Not all these processors may look the same, he said, once one gets much above 16-core. There is interest in ‘pipeline computing’ both from the scientific community and from graphics developers. Scientific computing applications could therefore benefit, he suggested, as a by-product of consumer demand for sophisticated computer graphics.

But the second obstacle that needs to be overcome in this transition to a parallel world is ‘correctness’. Errors can arise in a parallel world that could never have happened in traditional sequential computing. One can get a ‘race condition’, where one part of the program computes a value and the other part consumes it. Sometimes it may happen that the data is not computed in time and so the program will intermittently fail. Race conditions are difficult to detect because the failure may only be intermittent. Another ‘correctness’ issue is that of deadlock conditions – where one part is waiting upon another and vice-versa. Such conditions are ‘a critical problem and we need new tools to cope with it,’ he said, pointing out that Intel has already developed suitable tools for C++ and Fortran.

The final issue is that of ease of programming and maintainability. ‘Intel is a big fan of standards. We are not looking to new programming languages – the majority of people need to know that they can continue with Fortran or C++.’ MPI and Open MP are important here – one of the big uncertainties is whether everyone is using the same procedures for message passing and so Intel has produced its own MPI library based on the Argonne MPI 2.0 as a de facto standard.
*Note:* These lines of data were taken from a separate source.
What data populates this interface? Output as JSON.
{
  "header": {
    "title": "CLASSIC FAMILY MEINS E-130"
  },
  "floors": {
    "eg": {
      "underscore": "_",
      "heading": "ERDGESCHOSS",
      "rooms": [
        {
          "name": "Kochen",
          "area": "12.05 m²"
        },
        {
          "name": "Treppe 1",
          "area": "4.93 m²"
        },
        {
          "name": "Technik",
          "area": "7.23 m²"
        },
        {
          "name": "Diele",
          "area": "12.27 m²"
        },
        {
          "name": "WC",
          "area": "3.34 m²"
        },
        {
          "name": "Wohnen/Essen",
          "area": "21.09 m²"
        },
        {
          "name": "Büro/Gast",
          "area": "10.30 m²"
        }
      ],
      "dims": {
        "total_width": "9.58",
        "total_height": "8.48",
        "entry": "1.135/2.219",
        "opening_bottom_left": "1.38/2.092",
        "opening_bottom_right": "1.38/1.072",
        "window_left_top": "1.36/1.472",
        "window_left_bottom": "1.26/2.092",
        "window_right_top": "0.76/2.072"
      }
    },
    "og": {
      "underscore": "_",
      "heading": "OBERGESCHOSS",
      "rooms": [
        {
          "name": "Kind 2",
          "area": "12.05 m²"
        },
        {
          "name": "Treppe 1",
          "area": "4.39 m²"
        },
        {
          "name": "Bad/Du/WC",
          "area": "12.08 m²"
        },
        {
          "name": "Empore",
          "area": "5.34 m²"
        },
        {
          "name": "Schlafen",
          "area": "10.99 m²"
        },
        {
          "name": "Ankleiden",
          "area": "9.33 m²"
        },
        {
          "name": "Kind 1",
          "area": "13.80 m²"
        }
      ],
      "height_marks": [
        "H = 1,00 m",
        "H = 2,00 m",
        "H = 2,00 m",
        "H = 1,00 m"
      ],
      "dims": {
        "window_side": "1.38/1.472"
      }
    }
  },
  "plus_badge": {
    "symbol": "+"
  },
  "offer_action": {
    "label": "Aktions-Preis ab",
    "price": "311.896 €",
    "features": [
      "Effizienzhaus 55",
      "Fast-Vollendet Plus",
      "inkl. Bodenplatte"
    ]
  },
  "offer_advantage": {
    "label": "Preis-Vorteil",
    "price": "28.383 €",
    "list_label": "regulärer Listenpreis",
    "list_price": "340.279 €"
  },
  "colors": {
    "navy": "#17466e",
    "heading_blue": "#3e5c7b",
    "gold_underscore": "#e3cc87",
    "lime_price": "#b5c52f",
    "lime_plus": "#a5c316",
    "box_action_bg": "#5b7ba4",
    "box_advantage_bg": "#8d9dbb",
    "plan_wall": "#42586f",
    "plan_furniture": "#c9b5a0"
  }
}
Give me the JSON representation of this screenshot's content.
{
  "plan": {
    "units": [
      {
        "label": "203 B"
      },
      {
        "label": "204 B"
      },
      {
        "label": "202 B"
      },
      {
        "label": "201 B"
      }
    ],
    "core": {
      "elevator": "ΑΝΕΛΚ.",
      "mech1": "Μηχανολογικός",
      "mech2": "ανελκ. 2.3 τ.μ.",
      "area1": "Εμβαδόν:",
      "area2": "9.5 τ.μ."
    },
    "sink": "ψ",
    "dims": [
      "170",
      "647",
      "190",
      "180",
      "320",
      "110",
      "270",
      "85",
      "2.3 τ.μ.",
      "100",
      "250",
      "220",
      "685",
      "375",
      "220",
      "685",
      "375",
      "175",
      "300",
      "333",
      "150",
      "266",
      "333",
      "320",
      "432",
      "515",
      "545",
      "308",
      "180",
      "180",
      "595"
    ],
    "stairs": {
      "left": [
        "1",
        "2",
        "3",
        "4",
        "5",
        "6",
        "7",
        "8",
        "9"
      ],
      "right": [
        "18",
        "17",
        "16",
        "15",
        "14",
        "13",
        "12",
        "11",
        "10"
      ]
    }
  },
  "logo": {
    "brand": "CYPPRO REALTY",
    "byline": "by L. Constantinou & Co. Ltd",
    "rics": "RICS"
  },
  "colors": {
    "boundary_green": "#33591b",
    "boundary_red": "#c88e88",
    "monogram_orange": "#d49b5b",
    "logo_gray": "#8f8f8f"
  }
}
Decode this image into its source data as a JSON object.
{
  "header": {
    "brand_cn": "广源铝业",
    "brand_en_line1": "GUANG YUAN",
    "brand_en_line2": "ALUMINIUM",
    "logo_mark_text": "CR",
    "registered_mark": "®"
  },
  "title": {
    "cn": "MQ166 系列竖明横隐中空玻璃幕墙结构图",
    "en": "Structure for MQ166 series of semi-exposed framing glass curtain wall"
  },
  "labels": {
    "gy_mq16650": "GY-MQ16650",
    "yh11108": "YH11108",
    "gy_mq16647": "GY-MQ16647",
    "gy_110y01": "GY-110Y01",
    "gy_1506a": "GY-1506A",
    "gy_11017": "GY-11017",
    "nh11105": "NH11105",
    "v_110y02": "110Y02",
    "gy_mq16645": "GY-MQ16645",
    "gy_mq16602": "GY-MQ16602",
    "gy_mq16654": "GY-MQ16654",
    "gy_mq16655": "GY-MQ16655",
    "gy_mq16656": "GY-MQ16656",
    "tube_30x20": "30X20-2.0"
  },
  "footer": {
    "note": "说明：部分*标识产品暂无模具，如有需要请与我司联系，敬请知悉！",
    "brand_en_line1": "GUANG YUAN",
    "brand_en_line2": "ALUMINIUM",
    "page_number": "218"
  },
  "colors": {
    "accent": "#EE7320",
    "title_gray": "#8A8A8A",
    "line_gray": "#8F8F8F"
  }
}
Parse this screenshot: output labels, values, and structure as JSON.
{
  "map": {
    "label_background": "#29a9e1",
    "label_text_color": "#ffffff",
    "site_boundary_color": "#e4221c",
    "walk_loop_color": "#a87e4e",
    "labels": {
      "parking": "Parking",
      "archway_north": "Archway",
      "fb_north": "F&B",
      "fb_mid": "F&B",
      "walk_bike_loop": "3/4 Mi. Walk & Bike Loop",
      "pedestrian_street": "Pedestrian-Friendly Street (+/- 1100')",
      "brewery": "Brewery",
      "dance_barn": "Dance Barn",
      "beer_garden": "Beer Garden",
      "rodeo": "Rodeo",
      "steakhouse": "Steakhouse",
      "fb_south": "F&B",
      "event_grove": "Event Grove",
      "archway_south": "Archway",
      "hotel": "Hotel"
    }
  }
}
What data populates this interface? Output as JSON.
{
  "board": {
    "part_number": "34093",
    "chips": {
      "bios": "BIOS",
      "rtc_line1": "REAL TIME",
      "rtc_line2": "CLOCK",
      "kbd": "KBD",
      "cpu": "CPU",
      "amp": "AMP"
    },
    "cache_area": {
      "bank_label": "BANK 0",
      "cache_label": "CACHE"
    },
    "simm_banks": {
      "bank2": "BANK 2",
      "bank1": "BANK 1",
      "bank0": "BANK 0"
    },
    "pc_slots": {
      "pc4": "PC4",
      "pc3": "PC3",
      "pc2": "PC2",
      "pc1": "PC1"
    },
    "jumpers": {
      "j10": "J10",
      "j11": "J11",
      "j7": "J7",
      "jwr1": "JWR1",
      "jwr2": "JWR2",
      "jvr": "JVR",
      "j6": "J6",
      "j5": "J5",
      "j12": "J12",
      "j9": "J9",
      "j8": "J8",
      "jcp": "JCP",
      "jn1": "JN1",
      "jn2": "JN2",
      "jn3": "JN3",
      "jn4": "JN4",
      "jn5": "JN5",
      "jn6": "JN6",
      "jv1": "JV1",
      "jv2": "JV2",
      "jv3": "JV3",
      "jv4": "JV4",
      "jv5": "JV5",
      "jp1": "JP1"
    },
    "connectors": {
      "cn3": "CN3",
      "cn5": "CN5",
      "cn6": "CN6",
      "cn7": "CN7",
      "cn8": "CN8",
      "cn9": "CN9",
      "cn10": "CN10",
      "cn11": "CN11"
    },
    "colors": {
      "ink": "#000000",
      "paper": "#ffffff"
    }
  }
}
Reinders welcomes the introduction of the Microsoft Compute Cluster: ‘An indicator that this is going mainstream. My group at Intel is there to get the best performance out of these machines. Microsoft is saying: ‘There is a market out there for these machines.’

‘Parallelism is coming to the masses and that’s good. I expect to see a lot of novel ideas pop up. There’s lots of work for us all. It’s tremendously exciting to see parallelism become the normal course of computing.’